User accounts are set up and group memberships are assigned. In addition, accounts for other applications and access to them must be created - regardless of whether for Exchange, SharePoint Online, Office 365 or countless other cloud applications provided via A(zure) A(ctive) D(irectory).
This issue becomes more critical during deprovisioning. For example, new authorisations might be issued as a result of cover for people on annual leave. It is not easy to comply with and withdraw these authorisations at the appropriate time without turning to tools. Situations become completely uncontrollable when employees leave the company.

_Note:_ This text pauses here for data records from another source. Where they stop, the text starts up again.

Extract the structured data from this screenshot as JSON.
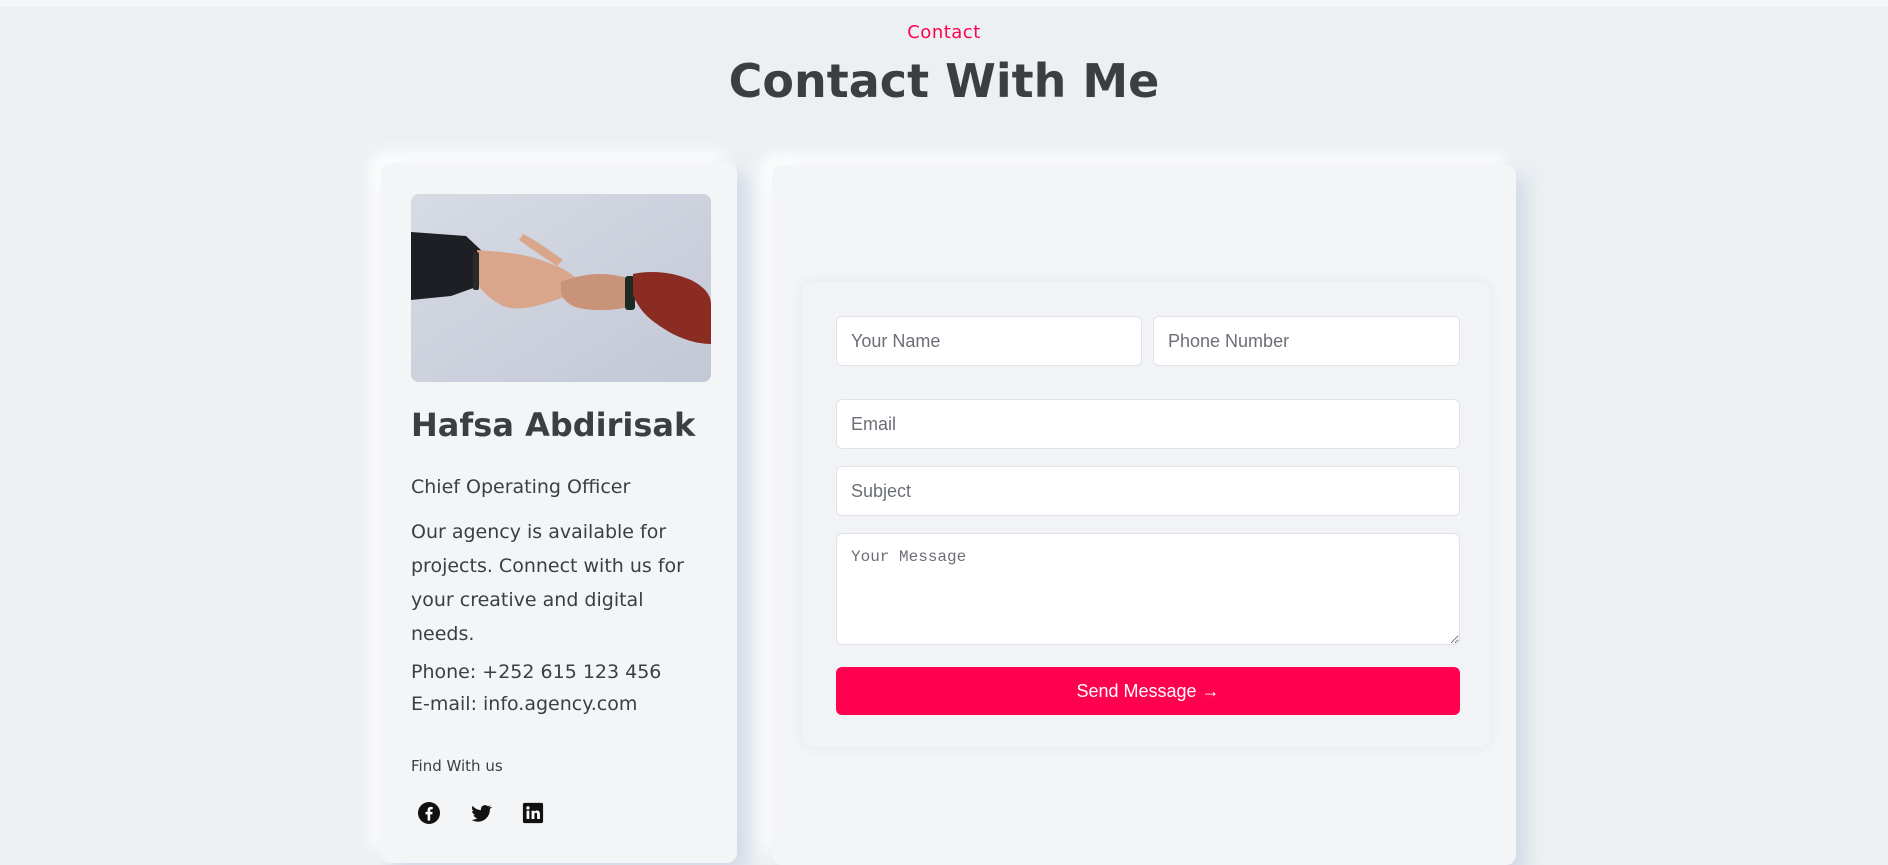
{
  "section": {
    "eyebrow": "Contact",
    "title": "Contact With Me"
  },
  "profile": {
    "photo_icon": "handshake-photo",
    "name": "Hafsa Abdirisak",
    "role": "Chief Operating Officer",
    "description": "Our agency is available for projects. Connect with us for your creative and digital needs.",
    "phone": "Phone: +252 615 123 456",
    "email": "E-mail: info.agency.com",
    "find_label": "Find With us",
    "social": [
      "facebook-icon",
      "twitter-icon",
      "linkedin-icon"
    ]
  },
  "form": {
    "name_placeholder": "Your Name",
    "phone_placeholder": "Phone Number",
    "email_placeholder": "Email",
    "subject_placeholder": "Subject",
    "message_placeholder": "Your Message",
    "submit_label": "Send Message →"
  },
  "colors": {
    "accent": "#ff014f",
    "background": "#ecf0f3",
    "text": "#3c3e41"
  }
}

If user administration features manual processes, administrators must pay close attention to intricacies and processes - particularly in the event of a hybrid construction made from Microsoft's Active Directory (AD) and Azure Active Directory (AAD).
Careless mistakes often happen, particularly in the case of urgent enquiries. For example, the wrong group memberships could be assigned in the AD and AAD, as required for a particular function in the company to be performed.
Processes such those for as obtaining approval for authorisations from the responsible officer for the particular business area in question are not complied with. There can be no guarantee that the same procedure will be followed for recurring tasks.
The two systems have different user administration systems, and administrators must work with different user interfaces.
Errors are also likely to arise during the complex process of ensuring that user information is consistent. Errors in user administration on the local side often have a direct impact on the cloud. Native resources in the Active Directory (ADUC) do not offer the functionalities required to ensure data integrity or compliance with administrative policies.
These three factors make hybrid user management a risky endeavour if additional tools are not brought into play. As a result, companies should consider making their user administration "watertight". Similarly, it is essential to restrict administrators to their area of responsibility to avoid errors and ensure compliance.